К открытию нас главным образом способствовало то, что двор наш остался невредим от огня. В порыве ярости общество бросилось было вымещать свою обиду на нашем доме. И оно исполнило бы это, если бы крестьяне не объявили секрета, который скрывался до того времени, то есть, что они люди свободные. Дело кончилось тем, что Ханца тотчас взял к себе домой дочь с отказанным ей добром, а жители разошлись по своим пепелищам, стуча зубами от ярости. Когда я рассказывал все это товарищам, брат сказал: «Пусть ханцовцы ищут нас по соседним аулам: а мы будем следовать за ними шаг за шагом. Орел слетает на цыплят в открытом месте. Выстроится новый аул, и мы не замедлим явиться».

В полдень мы покушали с отличным аппетитом и легли спать, а ночью снова очутились в ханцовском ауле. Удушливый запах дыма носился еще в воздухе. Горящие уголья тлели под кучами золы, вспыхивая изредка. Разные фигуры, образовавшиеся из глины, торчали на развалинах домов, как пугало в огороде. Вид разрушения был еще ужаснее в ночной темноте. Это был настоящий ад. Тягостное впечатление легло мне на сердце и давило невыразимо. Ведь так еще недавно с обитателями этой развалины мы братски делились хлебом-солью. Еще не успел умолкнуть в ушах голос их дружбы. И вот мы виновники их несчастия. Хозяйки, из рук которых мы ели лучшие куски, девушки, считавшиеся нашими сестрами, дети, которых мы качали на руках, — все они, [155] по милости нашей, должны теперь ночевать под открытым небом, лишенные первых потребностей жизни. Такие мысли осаждали меня беспрестанно. Даже чувство тяжкой обиды, нанесенной нашему дому, не могло совершенно оторвать меня от малодушных размышлений. Несмотря на то, я готовился нанести новый удар врагам и ни одним словом не выразил пред своими товарищами, что происходило во мне.

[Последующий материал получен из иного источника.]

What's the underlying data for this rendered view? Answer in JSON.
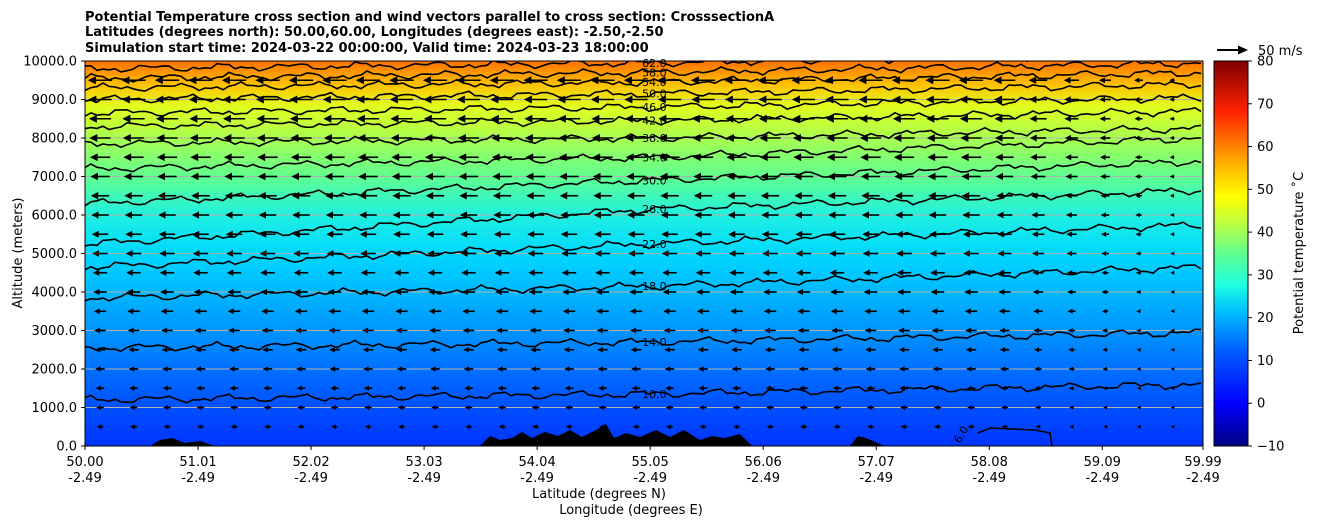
{
  "chart_data": {
    "type": "heatmap",
    "title_lines": [
      "Potential Temperature cross section and wind vectors parallel to cross section: CrosssectionA",
      "Latitudes (degrees north): 50.00,60.00, Longitudes (degrees east): -2.50,-2.50",
      "Simulation start time: 2024-03-22 00:00:00, Valid time: 2024-03-23 18:00:00"
    ],
    "xlabel_lines": [
      "Latitude (degrees N)",
      "Longitude (degrees E)"
    ],
    "ylabel": "Altitude (meters)",
    "xlim": [
      50.0,
      59.99
    ],
    "ylim": [
      0,
      10000
    ],
    "x_ticks": [
      {
        "lat": "50.00",
        "lon": "-2.49",
        "value": 50.0
      },
      {
        "lat": "51.01",
        "lon": "-2.49",
        "value": 51.01
      },
      {
        "lat": "52.02",
        "lon": "-2.49",
        "value": 52.02
      },
      {
        "lat": "53.03",
        "lon": "-2.49",
        "value": 53.03
      },
      {
        "lat": "54.04",
        "lon": "-2.49",
        "value": 54.04
      },
      {
        "lat": "55.05",
        "lon": "-2.49",
        "value": 55.05
      },
      {
        "lat": "56.06",
        "lon": "-2.49",
        "value": 56.06
      },
      {
        "lat": "57.07",
        "lon": "-2.49",
        "value": 57.07
      },
      {
        "lat": "58.08",
        "lon": "-2.49",
        "value": 58.08
      },
      {
        "lat": "59.09",
        "lon": "-2.49",
        "value": 59.09
      },
      {
        "lat": "59.99",
        "lon": "-2.49",
        "value": 59.99
      }
    ],
    "y_ticks": [
      {
        "label": "0.0",
        "value": 0
      },
      {
        "label": "1000.0",
        "value": 1000
      },
      {
        "label": "2000.0",
        "value": 2000
      },
      {
        "label": "3000.0",
        "value": 3000
      },
      {
        "label": "4000.0",
        "value": 4000
      },
      {
        "label": "5000.0",
        "value": 5000
      },
      {
        "label": "6000.0",
        "value": 6000
      },
      {
        "label": "7000.0",
        "value": 7000
      },
      {
        "label": "8000.0",
        "value": 8000
      },
      {
        "label": "9000.0",
        "value": 9000
      },
      {
        "label": "10000.0",
        "value": 10000
      }
    ],
    "grid": "horizontal",
    "colorbar": {
      "label": "Potential temperature $^\\circ$C",
      "label_display": "Potential temperature ˚C",
      "range": [
        -10,
        80
      ],
      "colormap": "jet",
      "ticks": [
        "−10",
        "0",
        "10",
        "20",
        "30",
        "40",
        "50",
        "60",
        "70",
        "80"
      ],
      "tick_values": [
        -10,
        0,
        10,
        20,
        30,
        40,
        50,
        60,
        70,
        80
      ]
    },
    "quiver_key": {
      "label": "50 m/s",
      "value": 50
    },
    "contours": [
      {
        "label": "6.0",
        "value": 6
      },
      {
        "label": "10.0",
        "value": 10
      },
      {
        "label": "14.0",
        "value": 14
      },
      {
        "label": "18.0",
        "value": 18
      },
      {
        "label": "22.0",
        "value": 22
      },
      {
        "label": "26.0",
        "value": 26
      },
      {
        "label": "30.0",
        "value": 30
      },
      {
        "label": "34.0",
        "value": 34
      },
      {
        "label": "38.0",
        "value": 38
      },
      {
        "label": "42.0",
        "value": 42
      },
      {
        "label": "46.0",
        "value": 46
      },
      {
        "label": "50.0",
        "value": 50
      },
      {
        "label": "54.0",
        "value": 54
      },
      {
        "label": "58.0",
        "value": 58
      },
      {
        "label": "62.0",
        "value": 62
      }
    ],
    "contour_heights_at_55N": [
      {
        "value": 10,
        "altitude": 1350
      },
      {
        "value": 14,
        "altitude": 2700
      },
      {
        "value": 18,
        "altitude": 4150
      },
      {
        "value": 22,
        "altitude": 5250
      },
      {
        "value": 26,
        "altitude": 6150
      },
      {
        "value": 30,
        "altitude": 6900
      },
      {
        "value": 34,
        "altitude": 7500
      },
      {
        "value": 38,
        "altitude": 8000
      },
      {
        "value": 42,
        "altitude": 8450
      },
      {
        "value": 46,
        "altitude": 8800
      },
      {
        "value": 50,
        "altitude": 9150
      },
      {
        "value": 54,
        "altitude": 9450
      },
      {
        "value": 58,
        "altitude": 9700
      },
      {
        "value": 62,
        "altitude": 9950
      }
    ],
    "terrain": "orography peaks up to ~600 m near 54–56 N, shown in black at the surface",
    "wind": "vectors pointing northward-to-southward (leftward), strongest aloft (~15–20 m/s), weak near the surface and in the north"
  }
}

Ханцовцы, желая по крайней мере избавиться от смрада и угара, оставили пепелища и расположились на ночь в чистом поле. Но и тут мы не дали им покоя. Прикрытые мглой, мы невидимо посылали смерть сидевшим вокруг костров мужчинам. Бедные ханцовцы, не ожидавшие нового горя после того, что случилось, пришли в такое смущение, что громко взывали к аллаху, с дерзостью, неприличной мусульманам. Отчаяние их было несказанное. Они кучками выбежали из круга туда, откуда раздавались выстрелы, но мы не мешкали, и в это время целились в них с другого конца. Так обошли мы круг, пробежали его потом посредине, стреляя по встречным, и, когда весь табор поднялся на ноги, отправились шагом к себе. Несколько всадников выскакали в погоню, но совсем по другому направлению. Они кричали во все горло: «ловите! ловите!»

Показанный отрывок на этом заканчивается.